Si hay algo que sé valorar en otra persona son sus buenas intenciones.

Como cuando mi viejo me regaló una remera amarilla para una navidad y yo me puse contenta, porque por fin había elegido él un regalo.

O como cuando mi abuela me cocinó filet de merluza porque pensó que yo no comía pescado porque no sabía prepararlo, y yo le dije que estaba riquísimo (puajjj).

Y cuando mi amiga del alma me presentó al estudiante de derecho fan de JAF que siempre tenía puesto un buzo de Harvard convencidísima de que seríamos compatibles, también supe agradecer, porque cada esfuerzo es una demostración de cariño.

La semana pasada armé un escándalo brutal porque el chango nunca hace nada y yo estoy hasta la coronilla de lavar carga tras carga de ropa que no es mía, y planchar prendas ajenas todo el fin de semana. Creo que si lo que queremos es un proyecto en común, tenemos que repartirnos las tareas más equitativamente, porque yo no puedo ser una esclava fregona toda la vida, recuerdo haberle gritado con lágrimas en los ojos.

Si debo ser 100% honesta, admito que jamás pensé que ese pedido desperado fuera a tener algún tipo de consecuencia en mi vida diaria, pero me llevé una sorpresita.

Ayer entro a casa y siento algo frío en los pies. Es agua. Enciendo la luz, sigo caminando y compruebo que no es un simple charquito, sino que la catástrofe cubre la mitad del living y llega hasta los sillones, que ya están empapados en su base.

No lo puedo creer. El causante de la inundación casera es el tender colocado a un costado, al lado de la biblioteca. De él cuelgan siete toallones pesadísimos, que vencen sus frágiles hileras, tocando el piso. Allí se originan los litros y litros que arruinan mi piso y mis muebles.

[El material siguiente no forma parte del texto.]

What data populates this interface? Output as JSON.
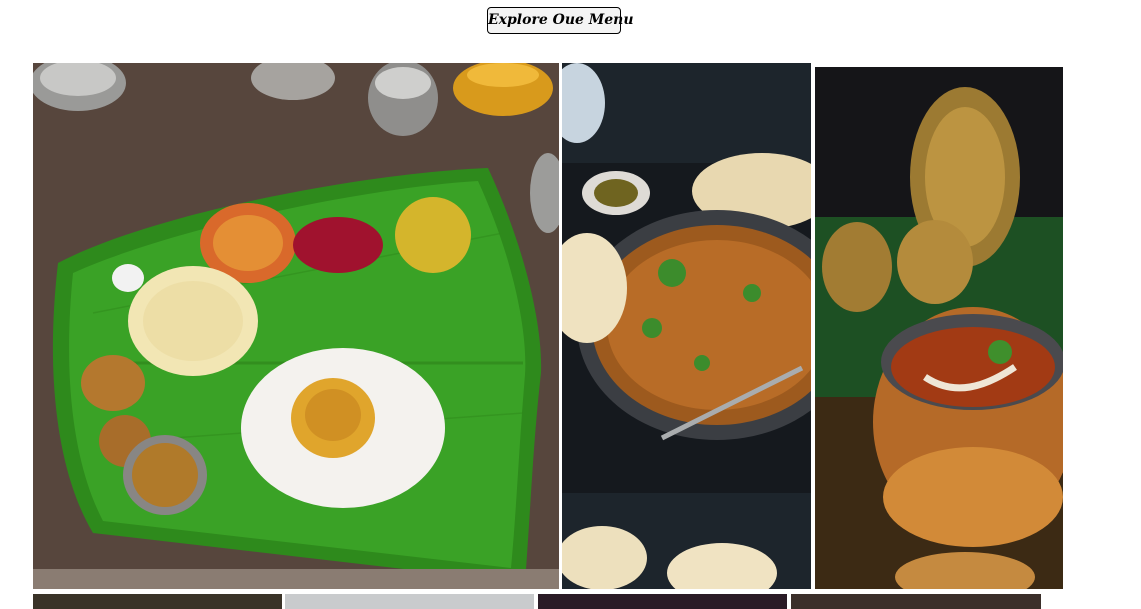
{
  "header": {
    "menu_button_label": "Explore Oue Menu"
  },
  "gallery": {
    "images": [
      {
        "name": "banana-leaf-thali-photo"
      },
      {
        "name": "curry-with-naan-photo"
      },
      {
        "name": "copper-pot-curry-photo"
      },
      {
        "name": "gallery-photo-4"
      },
      {
        "name": "gallery-photo-5"
      },
      {
        "name": "gallery-photo-6"
      },
      {
        "name": "gallery-photo-7"
      }
    ]
  }
}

No atino a articular sonido.

Él (orgulloso, desde el escritorio)
¡Amorrrrr holaaaa! ¿No me decís nadaaaaa?

Elena (en el abismo)
… hola…. eh… ¿vos… lavaste?

Él (feliz)
¡Sí! ¡Todas las toallas, que vos siempre decís que hay que lavar!!!! ¿No me felicitás?

Elena
Pero… ¿centrifugaste?

Él
Ah, no… ¿qué es centrifugar? Yo puse para lavar…

Elena
Es para que no quede la ropa tan mojada…está bien y….¿Por qué colgaste en el living?

Él
Aaah ¿viste que inteligente que soooy? Por si llueve, porque ví algunas nubes. ¡Felicitame, hice todo bien!

En ese momento no supe si agarrar uno de los toallones mojados, enroscarlo y pegarle cien nalgadas para que aprenda de una vez por todas a usar el lavarropas que tenemos hace un año; o reconocer el empeño que había puesto, no sólo en recrear una de las tareas que su concubina realiza diariamente, sino en escuchar su reclamo y hacer algo al respecto.

Respiré hondo y agarré el trapo y el secador. Pasito a pasito, me dije, pasito a pasito.

Elena
¡Te felicito mi amor, sos todo un amo de casa!